Para beneficiar das tecnologias digitais, da inovação e das oportunidades no mundo digital, é necessária uma ligação à Internet rápida e forte. A conectividade a gigabits é fundamental para a utilização de dispositivos conectados, a computação em nuvem, a realidade aumentada e virtual e a inteligência artificial para utilização pessoal ou industrial. Queremos que a Europa seja o continente mais conectado do mundo até 2030.
Conectividade a gigabits
Redes rápidas, seguras e eficientes são essenciais para que a Europa lidere a transição digital.
A fim de apoiar as necessidades crescentes de ligações muito rápidas, a Europa terá de investir, alargar e atualizar as suas infraestruturas para redes a gigabits em todo o mundo.
A UE definiu um rumo para a Década Digital de 2030: disponibilizar conectividade a gigabits a todos os cidadãos e empresas.
Novas ações para proporcionar conectividade a gigabits
O Regulamento Infraestruturas Gigabit entrou em vigor em maio de 2024. Visa reduzir os custos de uma implantação mais rápida de redes gigabit (≥ 1 Gbps) e melhorar a pegada ambiental das redes de comunicações eletrónicas.

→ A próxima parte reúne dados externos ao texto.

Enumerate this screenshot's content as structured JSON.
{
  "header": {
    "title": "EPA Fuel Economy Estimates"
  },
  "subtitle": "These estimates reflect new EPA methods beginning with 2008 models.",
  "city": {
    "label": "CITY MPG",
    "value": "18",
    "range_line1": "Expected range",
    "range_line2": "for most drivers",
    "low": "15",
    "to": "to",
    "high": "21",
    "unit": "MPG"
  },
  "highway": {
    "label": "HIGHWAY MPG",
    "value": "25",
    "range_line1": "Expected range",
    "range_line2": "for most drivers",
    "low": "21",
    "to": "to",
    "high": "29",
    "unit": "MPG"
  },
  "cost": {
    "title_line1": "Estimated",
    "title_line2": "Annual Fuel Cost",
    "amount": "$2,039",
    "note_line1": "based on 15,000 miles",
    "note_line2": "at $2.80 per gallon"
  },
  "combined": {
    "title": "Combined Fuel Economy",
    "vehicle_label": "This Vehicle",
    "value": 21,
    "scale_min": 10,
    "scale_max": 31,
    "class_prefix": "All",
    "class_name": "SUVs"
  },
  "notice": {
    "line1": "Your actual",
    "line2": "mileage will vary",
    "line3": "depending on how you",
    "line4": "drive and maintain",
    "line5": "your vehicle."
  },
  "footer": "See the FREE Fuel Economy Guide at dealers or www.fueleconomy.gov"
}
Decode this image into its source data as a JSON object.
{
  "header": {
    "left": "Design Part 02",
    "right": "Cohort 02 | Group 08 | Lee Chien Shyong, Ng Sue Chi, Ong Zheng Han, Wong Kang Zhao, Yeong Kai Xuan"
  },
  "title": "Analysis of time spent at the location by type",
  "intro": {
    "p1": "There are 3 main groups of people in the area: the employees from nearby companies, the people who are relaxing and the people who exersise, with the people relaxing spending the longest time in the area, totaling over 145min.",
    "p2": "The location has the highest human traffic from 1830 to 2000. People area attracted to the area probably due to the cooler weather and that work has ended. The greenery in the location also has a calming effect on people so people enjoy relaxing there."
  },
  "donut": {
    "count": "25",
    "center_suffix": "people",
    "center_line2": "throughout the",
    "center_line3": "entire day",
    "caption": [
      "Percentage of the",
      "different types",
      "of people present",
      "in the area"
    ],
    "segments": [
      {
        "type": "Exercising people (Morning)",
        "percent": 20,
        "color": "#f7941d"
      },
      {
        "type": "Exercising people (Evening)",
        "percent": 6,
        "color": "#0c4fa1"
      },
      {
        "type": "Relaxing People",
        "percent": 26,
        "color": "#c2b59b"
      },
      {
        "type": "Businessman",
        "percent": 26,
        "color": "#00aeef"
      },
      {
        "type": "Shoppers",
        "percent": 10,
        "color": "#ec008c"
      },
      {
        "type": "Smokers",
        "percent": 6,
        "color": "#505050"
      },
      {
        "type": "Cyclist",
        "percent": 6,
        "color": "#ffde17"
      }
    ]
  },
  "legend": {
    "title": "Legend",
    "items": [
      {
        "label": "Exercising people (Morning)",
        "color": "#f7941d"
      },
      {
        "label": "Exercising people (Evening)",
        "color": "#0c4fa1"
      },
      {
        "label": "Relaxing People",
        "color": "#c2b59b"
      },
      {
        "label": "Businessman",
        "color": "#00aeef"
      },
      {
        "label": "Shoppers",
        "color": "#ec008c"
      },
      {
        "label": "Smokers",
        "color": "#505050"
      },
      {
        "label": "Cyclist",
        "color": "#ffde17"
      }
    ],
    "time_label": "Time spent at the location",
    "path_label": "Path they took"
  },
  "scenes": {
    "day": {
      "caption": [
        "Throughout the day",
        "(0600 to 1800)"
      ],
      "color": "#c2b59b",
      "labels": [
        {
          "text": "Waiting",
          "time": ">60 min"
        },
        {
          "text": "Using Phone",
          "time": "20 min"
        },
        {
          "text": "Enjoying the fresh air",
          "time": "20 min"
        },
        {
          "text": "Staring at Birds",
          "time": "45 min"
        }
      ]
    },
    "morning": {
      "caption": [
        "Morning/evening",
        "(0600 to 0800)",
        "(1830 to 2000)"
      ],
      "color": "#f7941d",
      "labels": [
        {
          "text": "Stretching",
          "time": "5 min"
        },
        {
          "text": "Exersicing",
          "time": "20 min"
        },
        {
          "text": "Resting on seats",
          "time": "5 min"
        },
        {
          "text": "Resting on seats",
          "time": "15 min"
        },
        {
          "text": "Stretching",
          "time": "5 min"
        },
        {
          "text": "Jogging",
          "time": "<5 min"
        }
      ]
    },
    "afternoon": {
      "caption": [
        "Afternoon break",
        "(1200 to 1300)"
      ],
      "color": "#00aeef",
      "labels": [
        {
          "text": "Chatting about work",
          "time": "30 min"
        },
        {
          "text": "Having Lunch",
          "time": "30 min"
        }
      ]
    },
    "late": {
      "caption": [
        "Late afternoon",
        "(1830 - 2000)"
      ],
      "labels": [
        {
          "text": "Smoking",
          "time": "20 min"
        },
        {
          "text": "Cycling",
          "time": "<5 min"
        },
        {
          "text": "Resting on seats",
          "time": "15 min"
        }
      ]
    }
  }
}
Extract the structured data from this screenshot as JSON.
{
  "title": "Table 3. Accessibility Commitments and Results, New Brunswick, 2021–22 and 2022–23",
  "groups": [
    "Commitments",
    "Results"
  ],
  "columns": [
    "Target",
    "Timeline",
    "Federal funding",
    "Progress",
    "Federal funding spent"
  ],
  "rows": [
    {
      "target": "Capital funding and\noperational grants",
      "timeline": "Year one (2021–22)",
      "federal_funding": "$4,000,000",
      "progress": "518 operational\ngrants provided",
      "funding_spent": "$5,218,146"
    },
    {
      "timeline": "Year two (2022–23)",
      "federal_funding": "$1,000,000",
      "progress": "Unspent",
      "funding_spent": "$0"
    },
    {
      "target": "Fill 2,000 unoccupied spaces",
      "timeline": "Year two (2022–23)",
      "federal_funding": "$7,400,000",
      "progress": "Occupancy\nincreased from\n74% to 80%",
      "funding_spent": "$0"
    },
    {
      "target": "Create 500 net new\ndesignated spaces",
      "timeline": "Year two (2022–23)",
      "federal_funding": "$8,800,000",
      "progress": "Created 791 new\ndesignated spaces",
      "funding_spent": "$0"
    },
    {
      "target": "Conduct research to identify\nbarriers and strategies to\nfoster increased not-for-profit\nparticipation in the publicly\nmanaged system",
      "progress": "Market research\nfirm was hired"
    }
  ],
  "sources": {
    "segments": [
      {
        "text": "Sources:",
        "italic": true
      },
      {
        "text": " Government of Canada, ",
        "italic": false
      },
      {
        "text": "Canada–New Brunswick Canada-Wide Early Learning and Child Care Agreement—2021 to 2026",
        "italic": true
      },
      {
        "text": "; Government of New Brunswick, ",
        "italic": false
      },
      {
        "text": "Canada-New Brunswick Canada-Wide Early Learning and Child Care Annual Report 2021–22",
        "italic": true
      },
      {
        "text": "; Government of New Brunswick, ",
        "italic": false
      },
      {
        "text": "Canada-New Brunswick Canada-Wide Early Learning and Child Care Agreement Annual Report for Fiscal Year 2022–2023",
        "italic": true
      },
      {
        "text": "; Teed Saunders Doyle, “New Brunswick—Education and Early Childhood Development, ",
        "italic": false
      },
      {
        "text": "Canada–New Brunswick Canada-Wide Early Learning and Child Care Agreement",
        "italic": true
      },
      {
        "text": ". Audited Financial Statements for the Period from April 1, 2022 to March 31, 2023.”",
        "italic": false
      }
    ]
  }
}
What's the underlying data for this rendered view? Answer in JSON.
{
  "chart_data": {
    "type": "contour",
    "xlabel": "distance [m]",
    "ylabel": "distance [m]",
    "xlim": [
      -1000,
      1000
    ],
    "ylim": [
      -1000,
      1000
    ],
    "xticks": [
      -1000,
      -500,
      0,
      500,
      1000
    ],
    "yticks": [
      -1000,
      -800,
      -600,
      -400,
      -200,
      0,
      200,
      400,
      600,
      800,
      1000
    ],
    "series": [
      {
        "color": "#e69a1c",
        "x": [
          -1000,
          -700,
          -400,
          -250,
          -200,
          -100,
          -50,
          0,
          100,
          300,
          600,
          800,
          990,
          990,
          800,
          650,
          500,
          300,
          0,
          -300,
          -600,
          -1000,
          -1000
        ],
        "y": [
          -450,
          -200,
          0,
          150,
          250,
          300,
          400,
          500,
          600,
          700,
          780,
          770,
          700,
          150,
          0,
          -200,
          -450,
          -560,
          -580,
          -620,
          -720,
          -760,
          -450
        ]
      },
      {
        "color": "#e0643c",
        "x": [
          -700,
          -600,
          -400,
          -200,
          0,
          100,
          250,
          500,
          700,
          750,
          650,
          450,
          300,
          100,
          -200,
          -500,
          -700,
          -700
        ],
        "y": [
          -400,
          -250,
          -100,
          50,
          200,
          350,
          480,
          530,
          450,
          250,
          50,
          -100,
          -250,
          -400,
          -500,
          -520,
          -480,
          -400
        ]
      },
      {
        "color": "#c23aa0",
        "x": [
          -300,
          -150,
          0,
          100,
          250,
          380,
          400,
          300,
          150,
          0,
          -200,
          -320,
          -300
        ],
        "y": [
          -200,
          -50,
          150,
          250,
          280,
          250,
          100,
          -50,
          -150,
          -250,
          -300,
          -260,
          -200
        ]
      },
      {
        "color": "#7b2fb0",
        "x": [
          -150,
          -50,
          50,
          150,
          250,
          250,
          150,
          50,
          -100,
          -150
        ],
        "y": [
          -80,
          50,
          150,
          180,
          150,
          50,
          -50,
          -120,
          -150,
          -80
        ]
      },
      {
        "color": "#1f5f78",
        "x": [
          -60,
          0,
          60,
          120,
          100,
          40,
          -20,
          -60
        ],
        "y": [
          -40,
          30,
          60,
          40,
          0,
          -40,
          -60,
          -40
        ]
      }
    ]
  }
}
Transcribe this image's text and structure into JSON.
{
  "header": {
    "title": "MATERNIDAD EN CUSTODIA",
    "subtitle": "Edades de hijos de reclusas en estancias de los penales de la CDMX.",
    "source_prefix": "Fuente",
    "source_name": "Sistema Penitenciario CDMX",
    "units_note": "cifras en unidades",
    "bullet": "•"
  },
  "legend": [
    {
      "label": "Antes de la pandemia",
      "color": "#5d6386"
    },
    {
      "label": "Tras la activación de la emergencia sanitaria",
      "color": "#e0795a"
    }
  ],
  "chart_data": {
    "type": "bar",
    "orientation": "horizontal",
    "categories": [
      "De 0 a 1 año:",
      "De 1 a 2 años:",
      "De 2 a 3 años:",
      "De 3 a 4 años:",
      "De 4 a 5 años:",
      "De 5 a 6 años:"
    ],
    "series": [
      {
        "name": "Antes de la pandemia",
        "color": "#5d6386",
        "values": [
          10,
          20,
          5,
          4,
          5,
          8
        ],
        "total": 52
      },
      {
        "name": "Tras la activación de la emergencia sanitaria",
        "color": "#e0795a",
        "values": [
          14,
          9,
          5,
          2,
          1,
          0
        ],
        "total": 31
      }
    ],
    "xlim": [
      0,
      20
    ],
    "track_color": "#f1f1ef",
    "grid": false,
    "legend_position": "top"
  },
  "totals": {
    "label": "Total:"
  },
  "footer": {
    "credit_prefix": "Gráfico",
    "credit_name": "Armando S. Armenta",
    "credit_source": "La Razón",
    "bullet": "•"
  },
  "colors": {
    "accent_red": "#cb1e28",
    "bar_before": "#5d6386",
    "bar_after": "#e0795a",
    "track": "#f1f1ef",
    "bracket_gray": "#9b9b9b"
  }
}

A Recomendação Gigabit fornece orientações para que os reguladores nacionais utilizem os instrumentos à sua disposição para proteger a concorrência, incentivando simultaneamente uma implantação mais rápida da rede e recompensando os investimentos.
Conectividade: A espinha dorsal das ambições digitais da UE
Para nos mantermos à frente dos desenvolvimentos tecnológicos transformadores, temos de assegurar que estão criadas as infraestruturas adequadas e que o financiamento é adequado e eficaz.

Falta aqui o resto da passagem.